За пару недель до этого, в то переходное время, когда весна одерживает свои первые, неуверенные победы над снегом, двойняшки поехали с соседями, Зайонцами, в костел. Дедушка никогда в костеле не бывал, даже когда мог еще ходить, а мама обычно лишь вздыхала и говорила: «Вы идите, я, может, в другой раз», — так что поехали только они. У костела Хеля задержалась у статуи и опустилась на колени, хотя больше никто на коленях не стоял, все сразу проходили внутрь, чтобы занять место поближе к обогревателям. Хеля склонилась перед статуей и сказала с нажимом: «Прошу тебя». И тогда, она была почти уверена в этом, Матерь Божья ответила. Без слов, но если перевести это в слова, то получилось бы что-то вроде: «Да, ладно». То есть Хеля знала, что случилось что-то, что не передать словами. А раз так, то почему бы не это? Хеля на миг коснулась неба. Она была так взволнована, наполнена таким мощным сиянием, что досидела до конца мессы ни разу не зевнув.
Однако она не была уверена, было ли то, о чем она попросила, хорошо. Строго говоря, она опасалась, что то, о чем она случайно попросила, было очень плохо. У Хели был небольшой опыт в молитве, «религиозный нерв», как говаривал дедушка, в ее семье почти исчез, но она уже осознала, что молитва заключается преимущественно в просьбе. Например, о хороших отметках. Правда, Алиция и Хеля ходили всего лишь в первый класс, и даже если бы классным руководителем не была их собственная мама, они все равно были бы отличницами, так что просить о хороших отметках совершенно не имело смысла. Так что не исключено, что Хеля невольно подумала о чем-то, что в тот момент больше всего ее занимало. Она подумала, или оно само подумалось, а она лишь не возражала. Она могла подумать о новом зеленом пальтишке сестры, в котором Алиция, по словам взрослых, выглядела «как маленькая дама». Так что, стоя на коленях на каменной ступеньке, Хеля, возможно, попросила такое же пальто для себя. Только это было пальто из гуманитарной помощи, из Америки. Ну и как Матерь Божья сейчас должна была обеспечить второе американское пальто? Вдобавок Хеля была толще и ниже Алиции, ей требовался другой размер. Так что существовала вероятность того, что Хеля попросила, чтобы пальто Алиции… порвалось, испачкалось свекольным соком, потерялось…

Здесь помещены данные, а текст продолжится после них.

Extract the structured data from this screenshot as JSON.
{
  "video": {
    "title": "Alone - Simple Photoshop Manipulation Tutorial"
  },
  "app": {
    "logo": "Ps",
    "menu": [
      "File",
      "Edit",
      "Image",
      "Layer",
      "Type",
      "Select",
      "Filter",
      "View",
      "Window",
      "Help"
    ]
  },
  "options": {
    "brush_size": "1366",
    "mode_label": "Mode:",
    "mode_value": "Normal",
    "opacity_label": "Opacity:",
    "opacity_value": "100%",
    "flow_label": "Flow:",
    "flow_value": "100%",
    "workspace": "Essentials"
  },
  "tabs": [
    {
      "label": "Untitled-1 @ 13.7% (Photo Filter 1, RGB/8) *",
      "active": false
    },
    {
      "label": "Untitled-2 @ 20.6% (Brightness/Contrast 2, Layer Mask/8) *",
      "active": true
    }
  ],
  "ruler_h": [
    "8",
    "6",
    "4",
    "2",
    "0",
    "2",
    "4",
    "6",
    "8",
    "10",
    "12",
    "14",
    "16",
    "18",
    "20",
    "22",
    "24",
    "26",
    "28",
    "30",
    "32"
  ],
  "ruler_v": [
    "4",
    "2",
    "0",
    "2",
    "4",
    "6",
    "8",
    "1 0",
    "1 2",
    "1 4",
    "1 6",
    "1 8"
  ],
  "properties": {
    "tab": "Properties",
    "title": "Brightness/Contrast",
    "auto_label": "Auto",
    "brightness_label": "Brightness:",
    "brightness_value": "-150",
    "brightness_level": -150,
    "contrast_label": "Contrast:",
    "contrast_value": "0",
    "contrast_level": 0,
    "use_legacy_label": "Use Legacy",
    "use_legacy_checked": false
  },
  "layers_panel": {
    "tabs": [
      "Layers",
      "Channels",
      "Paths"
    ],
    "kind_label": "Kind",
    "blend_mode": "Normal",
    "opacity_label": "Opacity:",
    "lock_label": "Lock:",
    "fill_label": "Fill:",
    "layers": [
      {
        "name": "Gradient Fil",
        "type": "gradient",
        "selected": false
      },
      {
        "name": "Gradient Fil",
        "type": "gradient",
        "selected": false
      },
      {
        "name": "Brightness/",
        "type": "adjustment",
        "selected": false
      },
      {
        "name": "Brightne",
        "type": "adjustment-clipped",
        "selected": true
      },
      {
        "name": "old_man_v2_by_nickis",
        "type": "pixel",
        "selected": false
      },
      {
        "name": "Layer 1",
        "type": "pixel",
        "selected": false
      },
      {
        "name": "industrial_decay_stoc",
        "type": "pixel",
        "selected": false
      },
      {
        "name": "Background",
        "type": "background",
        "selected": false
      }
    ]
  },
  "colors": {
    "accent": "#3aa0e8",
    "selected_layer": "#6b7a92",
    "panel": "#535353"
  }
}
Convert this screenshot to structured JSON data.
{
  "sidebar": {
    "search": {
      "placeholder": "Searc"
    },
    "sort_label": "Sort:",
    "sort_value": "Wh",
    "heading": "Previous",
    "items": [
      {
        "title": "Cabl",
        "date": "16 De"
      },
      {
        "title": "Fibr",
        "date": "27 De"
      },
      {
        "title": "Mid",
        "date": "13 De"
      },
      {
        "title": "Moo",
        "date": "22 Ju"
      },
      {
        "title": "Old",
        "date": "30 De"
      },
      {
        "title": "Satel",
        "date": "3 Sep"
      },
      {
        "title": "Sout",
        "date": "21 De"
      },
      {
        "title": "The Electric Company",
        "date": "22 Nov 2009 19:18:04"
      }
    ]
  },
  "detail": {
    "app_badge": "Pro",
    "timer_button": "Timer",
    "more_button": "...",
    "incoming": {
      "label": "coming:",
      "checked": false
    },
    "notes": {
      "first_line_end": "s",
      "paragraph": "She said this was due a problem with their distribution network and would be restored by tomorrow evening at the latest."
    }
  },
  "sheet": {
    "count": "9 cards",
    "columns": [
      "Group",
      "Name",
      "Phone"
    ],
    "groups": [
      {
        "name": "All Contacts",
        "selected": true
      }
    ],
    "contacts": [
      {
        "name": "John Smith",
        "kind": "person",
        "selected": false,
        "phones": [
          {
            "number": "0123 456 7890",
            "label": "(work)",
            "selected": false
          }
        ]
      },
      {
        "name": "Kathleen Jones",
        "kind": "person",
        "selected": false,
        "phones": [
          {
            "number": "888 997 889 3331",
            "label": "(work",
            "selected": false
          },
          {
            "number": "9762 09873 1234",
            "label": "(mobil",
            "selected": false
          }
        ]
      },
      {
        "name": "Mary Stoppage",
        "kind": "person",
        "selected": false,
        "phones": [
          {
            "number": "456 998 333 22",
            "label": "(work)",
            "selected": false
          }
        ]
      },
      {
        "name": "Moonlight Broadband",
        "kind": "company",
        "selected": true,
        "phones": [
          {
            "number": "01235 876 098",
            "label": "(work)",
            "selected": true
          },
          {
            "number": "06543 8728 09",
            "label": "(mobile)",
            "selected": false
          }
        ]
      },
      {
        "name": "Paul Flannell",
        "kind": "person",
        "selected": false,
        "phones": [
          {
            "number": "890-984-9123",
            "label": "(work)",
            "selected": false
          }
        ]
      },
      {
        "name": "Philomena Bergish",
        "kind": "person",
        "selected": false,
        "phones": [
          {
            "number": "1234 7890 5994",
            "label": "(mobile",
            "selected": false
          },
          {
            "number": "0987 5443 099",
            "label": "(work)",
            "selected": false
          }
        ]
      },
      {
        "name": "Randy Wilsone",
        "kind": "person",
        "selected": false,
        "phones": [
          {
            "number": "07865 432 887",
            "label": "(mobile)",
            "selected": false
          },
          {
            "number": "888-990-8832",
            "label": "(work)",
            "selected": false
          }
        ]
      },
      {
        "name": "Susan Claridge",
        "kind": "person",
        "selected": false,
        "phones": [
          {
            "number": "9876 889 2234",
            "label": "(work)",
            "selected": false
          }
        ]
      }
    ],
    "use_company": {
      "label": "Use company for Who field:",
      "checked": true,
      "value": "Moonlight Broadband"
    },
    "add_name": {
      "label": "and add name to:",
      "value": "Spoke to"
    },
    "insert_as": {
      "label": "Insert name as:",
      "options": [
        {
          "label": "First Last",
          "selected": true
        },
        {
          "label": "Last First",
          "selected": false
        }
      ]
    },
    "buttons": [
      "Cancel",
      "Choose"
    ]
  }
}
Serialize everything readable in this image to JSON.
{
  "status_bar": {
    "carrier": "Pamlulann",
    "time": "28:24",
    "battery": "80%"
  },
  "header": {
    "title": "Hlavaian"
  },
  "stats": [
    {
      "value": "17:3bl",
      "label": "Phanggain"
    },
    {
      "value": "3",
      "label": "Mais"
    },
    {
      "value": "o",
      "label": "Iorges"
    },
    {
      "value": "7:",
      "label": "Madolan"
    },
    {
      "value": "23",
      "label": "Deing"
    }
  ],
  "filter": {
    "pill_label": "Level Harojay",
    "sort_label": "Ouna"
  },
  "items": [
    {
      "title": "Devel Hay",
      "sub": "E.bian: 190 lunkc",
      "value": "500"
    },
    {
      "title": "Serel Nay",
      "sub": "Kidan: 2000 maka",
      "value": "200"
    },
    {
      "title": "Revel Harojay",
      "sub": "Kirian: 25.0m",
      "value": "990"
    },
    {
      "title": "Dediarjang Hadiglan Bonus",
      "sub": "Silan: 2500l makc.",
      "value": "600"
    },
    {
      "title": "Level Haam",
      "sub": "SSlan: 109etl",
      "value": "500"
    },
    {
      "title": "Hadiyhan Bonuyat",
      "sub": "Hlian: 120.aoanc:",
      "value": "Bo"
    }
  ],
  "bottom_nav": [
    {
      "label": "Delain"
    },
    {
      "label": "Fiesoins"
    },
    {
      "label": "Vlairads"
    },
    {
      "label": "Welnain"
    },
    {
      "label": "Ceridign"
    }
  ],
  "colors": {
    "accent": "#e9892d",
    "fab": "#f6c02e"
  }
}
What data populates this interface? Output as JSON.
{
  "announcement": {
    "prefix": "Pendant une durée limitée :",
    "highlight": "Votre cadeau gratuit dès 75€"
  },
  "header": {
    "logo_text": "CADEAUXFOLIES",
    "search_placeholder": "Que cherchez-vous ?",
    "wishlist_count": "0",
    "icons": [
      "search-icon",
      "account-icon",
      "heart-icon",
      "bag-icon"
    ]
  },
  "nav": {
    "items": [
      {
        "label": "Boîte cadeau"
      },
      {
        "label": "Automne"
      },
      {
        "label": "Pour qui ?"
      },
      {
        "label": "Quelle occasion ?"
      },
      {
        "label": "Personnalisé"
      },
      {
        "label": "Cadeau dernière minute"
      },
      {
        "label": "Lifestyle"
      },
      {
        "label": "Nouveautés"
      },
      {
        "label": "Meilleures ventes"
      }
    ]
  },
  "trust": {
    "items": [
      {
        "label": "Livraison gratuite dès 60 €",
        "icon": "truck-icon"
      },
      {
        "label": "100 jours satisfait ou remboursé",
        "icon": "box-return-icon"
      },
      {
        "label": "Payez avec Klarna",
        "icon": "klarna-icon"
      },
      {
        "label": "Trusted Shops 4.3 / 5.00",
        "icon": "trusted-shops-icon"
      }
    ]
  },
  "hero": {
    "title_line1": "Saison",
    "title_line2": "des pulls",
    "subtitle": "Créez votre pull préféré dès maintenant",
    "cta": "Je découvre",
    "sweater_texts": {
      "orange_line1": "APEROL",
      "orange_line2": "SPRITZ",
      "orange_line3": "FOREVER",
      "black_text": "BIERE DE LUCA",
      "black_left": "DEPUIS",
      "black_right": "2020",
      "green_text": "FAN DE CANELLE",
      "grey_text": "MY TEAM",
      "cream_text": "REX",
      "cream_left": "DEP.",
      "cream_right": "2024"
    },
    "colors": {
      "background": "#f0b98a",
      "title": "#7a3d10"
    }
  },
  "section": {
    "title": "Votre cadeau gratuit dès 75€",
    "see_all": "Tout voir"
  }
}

Эти мысли думались сами собой. Уже по дороге домой они начали по настоящему сильно досаждать Хеле. Внутреннее сияние угасало. Двойняшки ехали на заднем сиденье соседской «сирены», рядом с ними сидела Беатка Зайонц, третьеклассница. Хеля наблюдала за Алицией, одетой в американское пальто и полностью осознающей, какое впечатление она производит на окружающих, особенно на сестру. Алиция молчала и смотрела в окно, притворяясь, что больше всего на свете ее интересует пейзаж. Потом пани Зайонц обернулась к девочкам и протянула им открытую коробку конфет. Все три набросились на сласти. Хеля слегка повеселела, хотя мучительные мысли не затихли. Зато Алиция совершенно забыла, что выглядит как дама, и начала отколупывать шоколад с желевидной начинки.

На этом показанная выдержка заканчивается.